The concert itself was, as concerts always are to their die-hard fans, Amazing, yes, with a capital A, Amazing. Despite the ark-worthy flood, or maybe even in part because of it, I had the best possible diversion. I don’t get people who say, “I’m just not a music person.” I’m like, “Really?? And are you just not a breathing person either?” Because in my world music is nearly as critical as breathing for my sustenance. I had THE best seats in the house, and, give me a megaphone, because I will tell anyone, everyone, I will shout from the rooftops how much this music means to me, and how much I loved every single second the concert–even the parts where I stood in floodwaters possibly (definitely) not entirely of the rain or the lake overflow.
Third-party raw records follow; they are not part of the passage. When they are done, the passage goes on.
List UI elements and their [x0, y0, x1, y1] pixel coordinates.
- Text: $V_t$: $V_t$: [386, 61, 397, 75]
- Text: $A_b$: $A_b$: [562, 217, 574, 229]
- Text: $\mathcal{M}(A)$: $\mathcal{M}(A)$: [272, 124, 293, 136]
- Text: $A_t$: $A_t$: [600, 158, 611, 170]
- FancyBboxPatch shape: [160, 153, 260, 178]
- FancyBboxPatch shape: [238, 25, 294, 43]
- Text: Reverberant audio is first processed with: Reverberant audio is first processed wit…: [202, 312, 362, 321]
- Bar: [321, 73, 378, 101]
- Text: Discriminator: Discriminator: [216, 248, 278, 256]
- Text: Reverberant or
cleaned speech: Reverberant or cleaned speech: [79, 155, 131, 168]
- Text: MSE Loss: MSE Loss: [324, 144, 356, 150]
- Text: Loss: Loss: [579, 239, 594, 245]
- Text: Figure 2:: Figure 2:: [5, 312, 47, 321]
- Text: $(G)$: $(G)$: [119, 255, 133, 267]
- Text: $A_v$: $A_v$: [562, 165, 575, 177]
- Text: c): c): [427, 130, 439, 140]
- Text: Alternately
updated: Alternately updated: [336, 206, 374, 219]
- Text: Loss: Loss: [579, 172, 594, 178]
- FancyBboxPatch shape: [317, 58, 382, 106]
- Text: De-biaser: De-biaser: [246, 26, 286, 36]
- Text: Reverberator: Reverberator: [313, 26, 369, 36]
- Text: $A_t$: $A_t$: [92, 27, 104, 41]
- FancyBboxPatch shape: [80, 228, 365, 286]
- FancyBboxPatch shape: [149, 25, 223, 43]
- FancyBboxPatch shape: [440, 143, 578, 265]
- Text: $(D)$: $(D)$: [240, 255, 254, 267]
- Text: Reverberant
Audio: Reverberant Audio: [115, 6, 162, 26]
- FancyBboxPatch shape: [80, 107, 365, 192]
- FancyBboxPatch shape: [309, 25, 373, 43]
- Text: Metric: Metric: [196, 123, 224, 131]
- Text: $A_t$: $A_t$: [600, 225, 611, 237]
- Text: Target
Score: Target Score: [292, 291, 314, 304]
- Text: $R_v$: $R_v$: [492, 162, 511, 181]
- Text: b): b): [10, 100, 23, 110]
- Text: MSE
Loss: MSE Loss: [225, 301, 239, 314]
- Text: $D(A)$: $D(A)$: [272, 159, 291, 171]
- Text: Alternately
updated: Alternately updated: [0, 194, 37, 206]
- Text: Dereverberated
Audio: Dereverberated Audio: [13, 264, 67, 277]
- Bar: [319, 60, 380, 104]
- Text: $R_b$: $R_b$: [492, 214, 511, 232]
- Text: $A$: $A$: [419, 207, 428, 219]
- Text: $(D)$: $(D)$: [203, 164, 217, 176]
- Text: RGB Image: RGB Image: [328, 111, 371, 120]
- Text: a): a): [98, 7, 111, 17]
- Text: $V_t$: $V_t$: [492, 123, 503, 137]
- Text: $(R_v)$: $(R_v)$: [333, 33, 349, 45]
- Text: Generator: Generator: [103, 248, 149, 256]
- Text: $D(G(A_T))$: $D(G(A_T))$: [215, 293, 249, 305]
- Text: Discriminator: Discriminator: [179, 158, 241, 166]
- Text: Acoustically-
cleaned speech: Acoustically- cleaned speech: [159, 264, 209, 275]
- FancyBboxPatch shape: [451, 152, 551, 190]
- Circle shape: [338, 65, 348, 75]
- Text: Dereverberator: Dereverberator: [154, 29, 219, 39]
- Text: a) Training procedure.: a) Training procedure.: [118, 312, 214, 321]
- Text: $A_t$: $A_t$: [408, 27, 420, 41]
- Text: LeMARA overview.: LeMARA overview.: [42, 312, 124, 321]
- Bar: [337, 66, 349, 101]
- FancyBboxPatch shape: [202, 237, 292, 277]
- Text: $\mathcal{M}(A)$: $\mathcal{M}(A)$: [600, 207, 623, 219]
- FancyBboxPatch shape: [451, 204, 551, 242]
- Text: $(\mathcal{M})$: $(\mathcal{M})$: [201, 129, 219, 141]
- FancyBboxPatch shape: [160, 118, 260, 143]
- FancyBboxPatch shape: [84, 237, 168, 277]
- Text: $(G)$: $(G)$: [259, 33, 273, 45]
Let’s just say that plopping my ass on the kitchen counter for an antibacterial dish soap footbath in my midnight kitchen was a fantastic idea. What I’m going to hold privately are a few moments from the show. They happened, and they felt pretty greater than gravity-ish to me, but I am not going to share them. Nope, these are mine alone.
As I cleaned the, ahem, “floodwater” (for my own sanity, I am going with “floodwater” instead of sewage. Semantics, people.) off my feet last night, I sat on the kitchen counter and stared with blind eyes at Izzy’s food and water dishes. I remembered how just eighteen short hours earlier, I leaned over my old, still girl and sobbed. Yesterday was a day of many gifts.